How COVID-19 could impact travel for years to come


There are likely to be a number of initiatives underway in the areas of passenger hygiene and sanitation and the facilities that will remain in place after the pandemic.

This article, written by John Gradek, McGill University, originally appeared on The Conversation and has been republished here with permission:

At the end of 2019, the International Air Transport Association (IATA) published its report “Economic performance of the airline industry”. It contained a forecast for 2020 of 4.1% growth in global air traffic demand and after-tax net profits for North American airlines of US $ 16.5 billion.

Travel industry consulting companies have predicted the continuing trend of travel growth across all major travel components including hotels, cruises and surface travel as well as air travel. The trip forecast was sunny, with few clouds on the horizon.

Fast forward to summer 2020, and IATA forecasts the worst financial performance in commercial aviation history, forecasting a global loss of US $ 84 billion. And the aerospace industry that backs airlines with parts of equipment and services has said 2020 is the most severe crisis the industry has ever seen.

Permanent changes?

Let’s review the lessons learned by the travel industry during the COVID-19 pandemic and how travel could be different as the world deals with the aftermath.

Travel has changed dramatically in the past six months since the spread of the COVID-19 pandemic. There will likely be a number of initiatives underway in the area of ​​passenger hygiene and sanitation and facilities that will remain in place after the pandemic.

The woes of cruise ship operators, meanwhile, will continue as travelers continue to be wary of travel in confined spaces.

Public health officials have identified three societal practices essential to controlling the spread of COVID-19, each impacting the attractiveness of travel – two-meter social distancing, frequent and intense hand washing to reduce the risk of hands . transmission of the virus to the face and facial coverings in confined spaces.

While it is generally accepted that minimum social distancing cannot be maintained when traveling on today’s commercial aircraft, some carriers – but not all, including Air Canada – have adopted a policy of a free seat next to a passenger.

Empty middle seats

The move caught the attention of both public health officials and airline executives and associations, which resulted in an attempt by a U.S. lawmaker to regulate empty middle seats on flights. Airlines executives have predicted a dire financial impact of this attempt to reduce airliner congestion.

Authorities are also using quarantines to mitigate the spread of COVID-19 by travelers arriving from jurisdictions that have a higher level of virus cases.

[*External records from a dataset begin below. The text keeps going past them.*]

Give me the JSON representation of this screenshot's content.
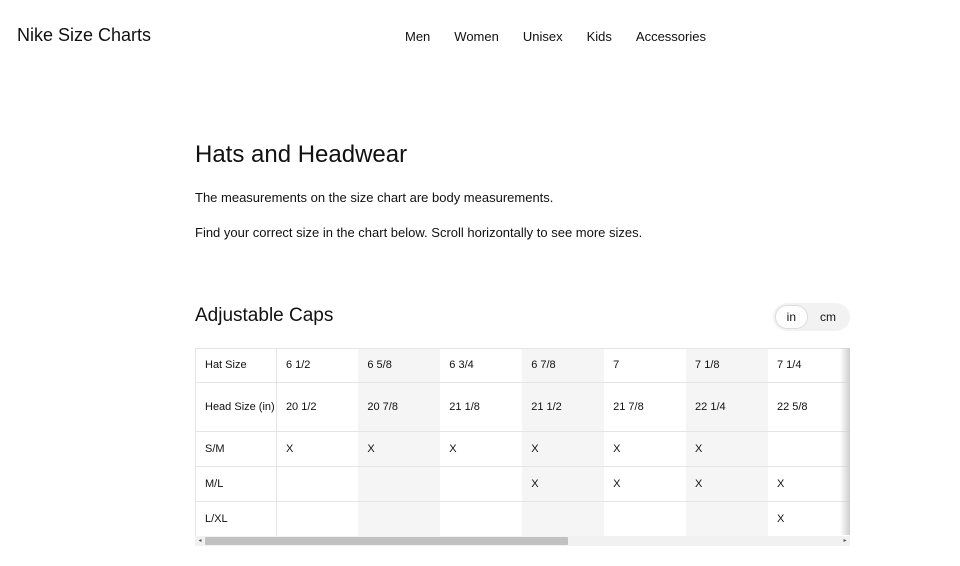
{
  "header": {
    "brand": "Nike Size Charts",
    "nav": [
      "Men",
      "Women",
      "Unisex",
      "Kids",
      "Accessories"
    ]
  },
  "main": {
    "title": "Hats and Headwear",
    "intro1": "The measurements on the size chart are body measurements.",
    "intro2": "Find your correct size in the chart below. Scroll horizontally to see more sizes."
  },
  "section": {
    "title": "Adjustable Caps",
    "units": [
      "in",
      "cm"
    ],
    "active_unit": "in"
  },
  "table": {
    "rows": [
      {
        "label": "Hat Size",
        "cells": [
          "6 1/2",
          "6 5/8",
          "6 3/4",
          "6 7/8",
          "7",
          "7 1/8",
          "7 1/4"
        ]
      },
      {
        "label": "Head Size (in)",
        "cells": [
          "20 1/2",
          "20 7/8",
          "21 1/8",
          "21 1/2",
          "21 7/8",
          "22 1/4",
          "22 5/8"
        ]
      },
      {
        "label": "S/M",
        "cells": [
          "X",
          "X",
          "X",
          "X",
          "X",
          "X",
          ""
        ]
      },
      {
        "label": "M/L",
        "cells": [
          "",
          "",
          "",
          "X",
          "X",
          "X",
          "X"
        ]
      },
      {
        "label": "L/XL",
        "cells": [
          "",
          "",
          "",
          "",
          "",
          "",
          "X"
        ]
      }
    ]
  },
  "scrollbar": {
    "left_arrow": "◂",
    "right_arrow": "▸"
  }
}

These quarantines range from travel bans within the country between states or provinces to national quarantines for travelers from high-risk areas. Typical quarantine arrangements can range from seven days to 14 days of self-isolation, with some authorities enforcing strict adherence through personal monitoring systems.

Travelers’ health concerns are bolstered by public health officials pushing for a return to lockdowns and no-travel advisories, including from the top infectious disease specialist in the United States , Anthony Fauci, who expressed concern about the risks of contracting on a plane. The debate between public health officials and airline executives will no doubt remain tense as the world continues to grapple with the first wave, and in some places a second wave, of COVID-19 outbreaks.

‘Travel bubbles’

A growing number of countries have made it possible for the travel industry to promote “travel bubbles” and “corona corridors” as the first steps in reviving air travel and tourism. These measures involve agreements with neighboring regions that allow borders to be crossed for non-essential travel without quarantine on arrival.

But there is always the risk that such efforts will be short-lived given the resurgence of COVID-19 and the subsequent reimposition of quarantine practices in various parts of the world, including Spain.

The need to develop an effective contact tracing platform that would have global connectivity was discussed, but remains only at the discussion stage. Issues such as personal information rights and the general distribution of location data have raised privacy concerns in a number of countries.

The International Civil Aviation Organization (ICAO) has recommended several data sharing practices, but the United Nations body also recognizes that a global and harmonized deployment should be a guiding principle to successfully contain the impact of the COVID-19 pandemic.

IATA has also produced a set of guidelines for a phased return of air services.

The consensus among public health officials and leaders in the travel industry is that travel will continue to stagnate until a COVID-19 vaccine is effectively delivered around the world.

But questions remain.

Will the industry survive until a vaccine?

How long until there is a vaccine, and can the travel industry survive by then?

What role should governments play in ensuring the survival of the travel industry while waiting for the vaccine?

Will public health pressure be sufficient to overcome reluctance to share personal contact movements and information?

As the world progresses towards a COVID-19 vaccine and eventual control of the virus, the travel industry will most certainly face demands from the traveling public to maintain several of the current safety and health initiatives.

Cleanliness and disinfection will become the norm. Non-contact interactions will proliferate and technology will reduce human interactions.

Will the joy and exhilaration of the journey return? Yes, but with a new value proposition built around safe and secure travel. Just as air travel changed after September 11 with security screening, COVID-19 will change our requirements for a safe and clean travel experience.

John Gradek, Lecturer and Program Coordinator, Global Aviation Leadership Program, McGill University

This article is republished from The Conversation under a Creative Commons license. Read the original article.